When we left to go to Khulna University (KU), our chance for the temple looked bleak. We met Professor Rakib Uddin, who did not get our sense of urgency. The GPS at KU hadn’t been working for years. Set up in the Urban Planning Department, the 20-year-old receiver needed constant care to keep going. We had installed these obsolete instruments when we first started working in Bangladesh and had almost no funding. We would be reestablishing the site, replacing everything.
Then we would install a new receiver in Rakib’s office in Environmental Sciences. As long as we had some overlap of the two receivers, we could combine the measurements for a longer record. After various formalities, we went to the office. We would need to buy some extra equipment, but the professor had to leave. We called everyone to say we could not do the temple. Then Rakib got the professor to leave the key so we could keep working. It was now a maybe. We arranged for the forest permits not knowing if we could use them. Allan and Towfique went shopping while Scott and I did what we could. By the time they got back and we finished, with multiple time-stealing problems along the way, it was dark. Rakib stayed late and Scott and I rushed to install the new GPS. The new ones are easier to work with, but
everything takes time. By the time we finished it was almost 9 p.m.
We rushed to the hotel and packed overnight bags. Bachchu’s other boat, the Mowali, would take us to the Bawali. We left at 10 p.m. after less than 24 hours in Khulna. It took 4 hours to reach the Bawali west of Polder 32. It was 2 a.m., but we made it. No dinner, but a chance to see the only Hindu Temple in the Sundarban. With two armed guards for tigers and a local guide, we sailed to a small channel south of the temple and took the launch to go into the forest. The channel got smaller, with branches occasionally sweeping across the boat. We got stuck, but the tide was rising. Then we had a long hike through the muddy forest, across a log bridge and more mud.

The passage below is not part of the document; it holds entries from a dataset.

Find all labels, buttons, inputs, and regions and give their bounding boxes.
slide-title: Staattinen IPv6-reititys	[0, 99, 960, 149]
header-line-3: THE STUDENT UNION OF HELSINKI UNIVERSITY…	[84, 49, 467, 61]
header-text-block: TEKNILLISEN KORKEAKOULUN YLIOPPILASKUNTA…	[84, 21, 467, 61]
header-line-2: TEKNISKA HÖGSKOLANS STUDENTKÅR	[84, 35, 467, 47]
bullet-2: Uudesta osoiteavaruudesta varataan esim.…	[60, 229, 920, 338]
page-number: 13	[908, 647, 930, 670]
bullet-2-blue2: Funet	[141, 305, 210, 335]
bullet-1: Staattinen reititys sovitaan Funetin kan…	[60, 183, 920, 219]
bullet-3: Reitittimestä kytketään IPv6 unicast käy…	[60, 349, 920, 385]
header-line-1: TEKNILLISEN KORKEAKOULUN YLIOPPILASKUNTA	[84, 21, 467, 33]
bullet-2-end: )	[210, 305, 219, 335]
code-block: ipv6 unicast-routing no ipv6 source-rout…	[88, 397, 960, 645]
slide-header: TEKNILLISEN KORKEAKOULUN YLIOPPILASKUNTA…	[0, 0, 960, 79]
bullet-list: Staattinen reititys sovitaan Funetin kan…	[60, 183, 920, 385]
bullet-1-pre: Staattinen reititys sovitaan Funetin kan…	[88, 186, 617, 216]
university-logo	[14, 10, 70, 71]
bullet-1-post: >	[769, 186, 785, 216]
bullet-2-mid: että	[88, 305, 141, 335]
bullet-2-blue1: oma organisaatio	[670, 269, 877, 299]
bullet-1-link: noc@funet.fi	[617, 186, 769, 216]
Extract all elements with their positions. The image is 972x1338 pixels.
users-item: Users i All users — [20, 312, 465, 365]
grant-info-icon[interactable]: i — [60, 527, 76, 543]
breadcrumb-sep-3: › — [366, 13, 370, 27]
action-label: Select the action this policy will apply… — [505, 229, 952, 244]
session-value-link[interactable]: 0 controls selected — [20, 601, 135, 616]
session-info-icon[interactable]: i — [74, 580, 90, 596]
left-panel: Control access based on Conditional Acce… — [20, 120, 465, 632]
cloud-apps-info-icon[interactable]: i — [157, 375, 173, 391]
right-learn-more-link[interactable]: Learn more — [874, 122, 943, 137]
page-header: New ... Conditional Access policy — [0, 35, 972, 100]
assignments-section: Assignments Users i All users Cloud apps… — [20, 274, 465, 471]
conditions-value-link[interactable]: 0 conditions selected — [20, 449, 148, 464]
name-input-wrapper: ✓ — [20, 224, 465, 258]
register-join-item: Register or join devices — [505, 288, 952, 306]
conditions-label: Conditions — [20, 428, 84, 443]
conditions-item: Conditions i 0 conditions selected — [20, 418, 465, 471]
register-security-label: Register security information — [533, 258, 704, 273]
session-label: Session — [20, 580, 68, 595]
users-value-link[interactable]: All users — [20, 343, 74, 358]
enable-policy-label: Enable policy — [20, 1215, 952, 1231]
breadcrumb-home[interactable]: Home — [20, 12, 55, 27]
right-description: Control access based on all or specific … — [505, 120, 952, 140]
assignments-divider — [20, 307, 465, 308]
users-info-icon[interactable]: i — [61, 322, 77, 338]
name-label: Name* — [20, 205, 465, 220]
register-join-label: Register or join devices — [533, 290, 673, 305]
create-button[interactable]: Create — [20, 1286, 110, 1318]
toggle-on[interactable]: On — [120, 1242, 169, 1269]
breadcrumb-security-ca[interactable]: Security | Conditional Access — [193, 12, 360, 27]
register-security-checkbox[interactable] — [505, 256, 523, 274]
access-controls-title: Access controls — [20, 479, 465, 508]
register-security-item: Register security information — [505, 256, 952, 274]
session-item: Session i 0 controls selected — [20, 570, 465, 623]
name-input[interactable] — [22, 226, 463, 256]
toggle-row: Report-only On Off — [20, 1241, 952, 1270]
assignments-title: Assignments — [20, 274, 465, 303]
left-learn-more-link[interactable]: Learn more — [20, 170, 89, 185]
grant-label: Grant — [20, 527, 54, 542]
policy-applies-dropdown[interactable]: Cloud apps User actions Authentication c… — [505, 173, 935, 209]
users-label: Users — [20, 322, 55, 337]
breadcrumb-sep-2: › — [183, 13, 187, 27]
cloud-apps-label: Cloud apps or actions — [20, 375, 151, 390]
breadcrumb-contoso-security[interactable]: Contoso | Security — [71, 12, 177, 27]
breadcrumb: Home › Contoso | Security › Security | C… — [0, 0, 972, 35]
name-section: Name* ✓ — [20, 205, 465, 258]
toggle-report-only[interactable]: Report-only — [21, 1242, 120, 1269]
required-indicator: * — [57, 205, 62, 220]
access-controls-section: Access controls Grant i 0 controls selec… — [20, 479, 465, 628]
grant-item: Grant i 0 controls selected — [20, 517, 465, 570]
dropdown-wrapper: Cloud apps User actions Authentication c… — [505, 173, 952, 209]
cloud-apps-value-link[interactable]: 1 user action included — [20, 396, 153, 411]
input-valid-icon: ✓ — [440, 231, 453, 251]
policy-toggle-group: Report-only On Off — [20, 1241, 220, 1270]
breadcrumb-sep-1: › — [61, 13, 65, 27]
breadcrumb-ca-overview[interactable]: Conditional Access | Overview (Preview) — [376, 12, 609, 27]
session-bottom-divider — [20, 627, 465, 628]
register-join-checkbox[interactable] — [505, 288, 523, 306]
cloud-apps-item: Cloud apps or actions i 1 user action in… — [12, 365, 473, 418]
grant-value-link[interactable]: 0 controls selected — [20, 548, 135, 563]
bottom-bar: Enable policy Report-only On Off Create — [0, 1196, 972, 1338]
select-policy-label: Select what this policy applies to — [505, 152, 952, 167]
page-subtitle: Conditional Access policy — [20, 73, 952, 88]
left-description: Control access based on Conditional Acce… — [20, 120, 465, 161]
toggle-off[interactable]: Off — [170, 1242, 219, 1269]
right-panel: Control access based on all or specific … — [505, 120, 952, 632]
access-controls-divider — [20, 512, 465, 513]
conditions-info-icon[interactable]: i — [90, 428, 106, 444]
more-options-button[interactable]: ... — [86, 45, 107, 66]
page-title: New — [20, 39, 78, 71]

Finally we got there. After examining the temple, we decided more work was needed before we accepted the low subsidence rate estimated for the site. We also visited the rubble of the home for the local community and their protective wall. They were sent here to protect the region from Arakan and Portuguese pirates. They were the ones who built the Shakher temple. We could head back down the channel and return to Khulna on the Bawali. Despite all the problems, we had accomplished all of our goals for this part of the trip.